Des chercheurs de l’Onera modélisent le fonctionnement des pales des éoliennes. Objectif : améliorer leurs performances par tous les vents, mais aussi construire des éoliennes encore plus puissantes. La solution pourrait venir de pales plus souples.
Numéro 38
Visualisation du sillage de l'éolienne par simulation numérique |
Plus hautes, plus lourdes, plus puissantes : telles des athlètes, les éoliennes battent des records année après année. Objectif : produire de grandes quantités d’électricité à des coûts modérés. Une éolienne comporte trois parties : la tour, qui porte l’ensemble ; la nacelle, qui contient la génératrice électrique ainsi que des accessoires (frein, contrôleur électronique...) ; et enfin le rotor, lui-même constitué des pales et de l’arbre primaire. L’Onera s’intéresse essentiellement au rotor, mais aussi à des questions en lien avec les éoliennes, comme la mesure des vents ou les nuisances des éoliennes vis-à-vis des radars. |
Les pales sont généralement construites en fibre de verre imprégnée de résines polyester ou époxyde. Or, ces matériaux composites sont très difficiles à modéliser. " Nous tentons de comprendre l’aérodynamique des pales (la manière dont le vent s’écoule sur elles) ainsi que leur aéroélasticité (la manière dont la structure est déformée sous l’action combinée du vent et de la rotation des pales), indique Marc Rapin, ingénieur d’études à l’Onera. Car cette déformation des pales modifie en retour leur aérodynamisme. " L’Onera possède déjà des compétences sur ce sujet, grâce à ses travaux sur les hélicoptères. Cependant, l’aérodynamique des éoliennes est très différente de celle des hélicoptères : les éoliennes tournent à basse vitesse, si bien qu’elles ressentent davantage les turbulences atmosphériques. " Les vents variables créent de nombreuses variations à différentes échelles, ce qui modifie l’aérodynamique locale, observe le chercheur. Tout cela provoque une fatigue accélérée des pales. " |
|
Fortes modifications du coefficient de portance Cl en fonction de l'envergure avec prise en compte des effets tri-dimensionnels de rotation (pointillés) vs sans ces effets 3D (trait plein) |
Pour mieux comprendre ces phénomènes, on divise numériquement les pales en petites sections, dont on calcule les caractéristiques mécaniques grâce à des programmes adaptés à ce type de composites.

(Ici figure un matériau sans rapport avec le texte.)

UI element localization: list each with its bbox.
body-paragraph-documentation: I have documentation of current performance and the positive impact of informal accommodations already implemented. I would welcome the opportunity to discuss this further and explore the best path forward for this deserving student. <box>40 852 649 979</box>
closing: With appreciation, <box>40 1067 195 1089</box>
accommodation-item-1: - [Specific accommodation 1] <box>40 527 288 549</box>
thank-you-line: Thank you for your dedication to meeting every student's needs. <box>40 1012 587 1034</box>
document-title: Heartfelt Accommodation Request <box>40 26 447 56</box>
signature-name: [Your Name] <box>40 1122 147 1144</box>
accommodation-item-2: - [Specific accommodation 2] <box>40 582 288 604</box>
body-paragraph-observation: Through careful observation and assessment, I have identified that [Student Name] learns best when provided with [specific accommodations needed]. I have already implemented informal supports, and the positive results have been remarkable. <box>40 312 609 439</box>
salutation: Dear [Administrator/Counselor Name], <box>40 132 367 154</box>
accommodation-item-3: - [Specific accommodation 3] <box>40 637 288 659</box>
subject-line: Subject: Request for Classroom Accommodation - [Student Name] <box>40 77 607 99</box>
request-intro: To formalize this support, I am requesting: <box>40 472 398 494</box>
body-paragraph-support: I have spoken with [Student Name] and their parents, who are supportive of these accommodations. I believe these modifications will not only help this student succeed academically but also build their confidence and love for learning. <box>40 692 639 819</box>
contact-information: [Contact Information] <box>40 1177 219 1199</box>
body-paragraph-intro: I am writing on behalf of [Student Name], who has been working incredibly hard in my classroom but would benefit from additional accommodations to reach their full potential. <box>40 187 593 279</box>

Puis on effectue les calculs d’aéroélasticité (avec le code Rotor) ou d’aérodynamique grâce au logiciel de simulation elsA. " Ce programme était prévu pour les pales fonctionnant à haute vitesse, nous l’avons adapté aux faibles vitesses des pales d’éoliennes ", précise Marc Rapin. Il permet de modéliser le sillage de l’air derrière l’éolienne. La principale difficulté consistait à modéliser le décrochage de la " couche limite ", une couche d’air très fine au contact de la pale, qui peut se " détacher " et entraîner une diminution des performances. " Or, il y a constamment des décrochages de cette couche limite dans les éoliennes, explique le chercheur. Lorsque les pales démarrent, c’est grâce aux parties les plus proches de l’arbre. Puis, lorsque le vent forcit, ces sections ne fonctionnement plus car l’air y est décroché, et ce sont les parties éloignées de la pale qui prennent le relais. " Ainsi, seul 30 à 40 % d’une pale d’éolienne fonctionne à la puissance nominale. |
C’est pour améliorer ces performances qu’ont été conçues les éoliennes régulées « par pas » (pitch), qui remplacent de plus en plus les éoliennes régulées « par décrochage » (stall). Les secondes possèdent des pales fixes, de forme vrillées (environ 20 degrés entre le pied et l’extrémité de la pale) afin que l’on ait un fonctionnement progressif pour des vents compris entre 4 et 25 mètres par seconde. |
Eolienne de type pitch dont les pales s'orientent en fonction de la force du vent |
Les travaux de l’Onera visent à optimiser les angles de vrillage des pales en fonction des conditions de vent locales. Outre l’amélioration des performances, cela permet de diminuer les contraintes sur le rotor, donc de réduire la fatigue des matériaux. " Les pales des éoliennes sont très rigides, constate Marc Rapin. Tous les efforts aérodynamiques se reportent donc sur le pied des pales, là où elles sont encastrées dans le moyeu. Elles doivent donc être très solides pour résister aux problèmes de ruptures. " D’où le problème du poids dans la course au gigantisme des éoliennes : pour les prototypes de 5 mégawatts, chaque pale de 61,5 mètres pèse 20 tonnes, qui doivent elles-mêmes être portées par une nacelle et une tour colossales. L’éolienne pèse donc entre 400 et 500 tonnes ! " C’est à la limite de ce que l’on sait fabriquer, transporter et prédire " assure Marc Rapin.